— Лобное место есть и в Сучаве, — ответил Штефан. — Но мимо него проходят с дрожью только воры и тати. Честный не боится своего государя на моей земле, и в этом ее сила и моя опора. Пока я жив, вам не выбить ее из под моих ног. Да и сколько у нас тех еретиков, вашим святостям ненавистным? Десяток, два? О чем же говорить?
Штефан стремительно шагнул к двери, и монсиньор Ринальдо невольно попятился, давая ему дорогу. Преосвященный Филимон, подняв крест, ринулся было наперерез, но наткнулся на твердую спину Хынку.
7
На следующий день господарь со своей небольшой свитой покинул Белгород. Вместе с ним отбыл на княжью службу москвитин Володимер. Войку смог проводить нового друга до самого Тигечского кодра в рядах воинского эскорта, который сопровождал князя под началом пана Думы, одного из двух местных пыркэлабов. По возвращении же, согласно воле пана Тудора, для капитанского сына началась жизнь простого войника крепостного гарнизона, трудная воинская учеба и страда.
С тех пор Войку жил на первом, большом дворе крепости, в казарме наемных солдат гарнизона. На самом строгом режиме, который можно было тогда установить для наемного солдата. Это значило частые наряды в дозор, долгое выстаивание на часах у ворот и на Сторожевой башне, усиленные упражнения на внутреннем плацу и на конном ристалище.
Обучение бойцов небольшого постоянного войска Земли Молдавской, особенно молодых, было суровым и трудным. Молдова была бедна и сравнительно малолюдна. Вторгавшиеся в нее враги, особенно приходившие с запада, нередко носили тяжелое вооружение, сплошные панцири, снаряжение же защитников края было легким. Исходя из этого, а также из постоянной угрозы от легковооруженных, но быстроконных степных грабителей, и строилось обучение молдавского воина.
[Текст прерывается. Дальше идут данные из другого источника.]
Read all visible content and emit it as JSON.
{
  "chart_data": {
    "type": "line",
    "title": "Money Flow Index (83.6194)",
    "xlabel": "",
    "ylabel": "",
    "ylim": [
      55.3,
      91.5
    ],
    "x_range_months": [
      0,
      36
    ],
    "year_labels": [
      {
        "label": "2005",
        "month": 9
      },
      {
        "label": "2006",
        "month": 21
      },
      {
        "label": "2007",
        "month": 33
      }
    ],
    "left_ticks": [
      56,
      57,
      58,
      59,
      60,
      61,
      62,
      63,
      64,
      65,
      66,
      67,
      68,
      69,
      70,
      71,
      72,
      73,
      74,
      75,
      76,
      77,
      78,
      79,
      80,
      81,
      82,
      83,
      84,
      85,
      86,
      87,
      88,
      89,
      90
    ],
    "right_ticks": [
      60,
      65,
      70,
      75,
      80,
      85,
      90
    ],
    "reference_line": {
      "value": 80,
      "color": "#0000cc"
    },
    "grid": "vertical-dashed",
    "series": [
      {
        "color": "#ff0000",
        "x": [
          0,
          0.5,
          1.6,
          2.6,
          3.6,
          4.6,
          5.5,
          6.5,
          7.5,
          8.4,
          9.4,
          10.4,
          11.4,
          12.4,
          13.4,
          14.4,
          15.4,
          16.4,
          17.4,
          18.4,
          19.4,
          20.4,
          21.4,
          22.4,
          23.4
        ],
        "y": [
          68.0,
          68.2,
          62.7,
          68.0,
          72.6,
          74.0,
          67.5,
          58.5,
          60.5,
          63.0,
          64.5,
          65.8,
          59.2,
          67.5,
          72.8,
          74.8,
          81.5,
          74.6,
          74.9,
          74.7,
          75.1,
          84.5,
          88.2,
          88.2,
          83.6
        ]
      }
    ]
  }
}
От него требовали прежде всего умения точно бить в цель из лука и арбалета; отсюда — многие часы, проводимые на стрельбище. Потом — искусства рубиться верхом с конником в тяжелых латах, уклоняться от его ударов и метко поражать незащищенные места; для этого самые сильные и опытные облачались на время ученья в полные, хранившиеся специально, доспехи, а остальные по очереди вступали с ними в бой. Затем ценилось умение ловить мчащегося всадника арканом. Наконец — и это считалось главным — надо было уметь пешим драться с конным латником, останавливать его на всем скаку длинным, крепко упертым в землю копьем, резать вражьим коням сухожилия саблями и продольно укрепленными на древках лезвиями кос, стаскивать всадников наземь баграми и крючьями.
Большую часть этой науки Войку и его товарищи, порубежные крепостные стражники, проходили и закрепляли на деле, в боях. Вместе с другими войниками капитанский сын по нескольку раз в месяц скакал в поле — биться с татарами и бандами лотров, мало чем отличавшихся от ордынцев. Войку рубился с налетчиками, ловил их арканом, гнал, заманивал в ловушки, поражал из лука, из которого стрелял все лучше. У заколотого им на всем скаку татарина молодой боец взял отличный московский сагайдак с двумя колчанами стрел и носил его с подлинным войницким шиком, небрежно закинув за спину. Рыжий капитан Молодец, в чьей чете воевал и учился парень, не мог им нахвалиться.
В этой молодецкой ватаге, спаянной постоянной опасностью, Войку скоро стал всеобщим любимцем. И получил признанное всеми прозвище; теперь его звали Войку Чербулом, то есть Оленем, — за быстрые ноги и пристальный, олений взгляд, под которым человеку, замыслившему подлость, становилось не по себе и хотелось, как говорили иные войники, очистить совесть исповедью.
Бывалые воины из гарнизонных чет, конных и пеших, проводили свободное время в соответствии с тысячелетними казарменными обычаями. Играли в кости и карты, потягивали красное белгородское вино, чесали языки, мозолистые от терпких лагерных небылиц. Разговоры касались и фантастических дальних стран, и местных событий. Многих, к примеру, до сих пор волновал побег знатного татарина Эминека, или Менги, как звали его сородичи, проживавшего в крепости на положении почетного пленника господаря. Родной брат крымского бея из рода Яшлавских, Эминек был взят князем Штефаном в плен в 1469 году, вместе с сыном бея, при разгроме вторгшейся из-за Днестра орды. Царевича Штефан казнил злой казнью, а Эминеку даровал жизнь и с почетом поселил в Четатя Албэ, довершив этой постоянной угрозой свою месть бею, ибо, сказал тогда князь, «хорошо знаю, как страшно жить человеку, когда у него есть брат». Штефан, конечно, вспомнил при этом судьбу отца, Богдана IV, вероломно захваченного и убитого собственным братом, Петром Ароном.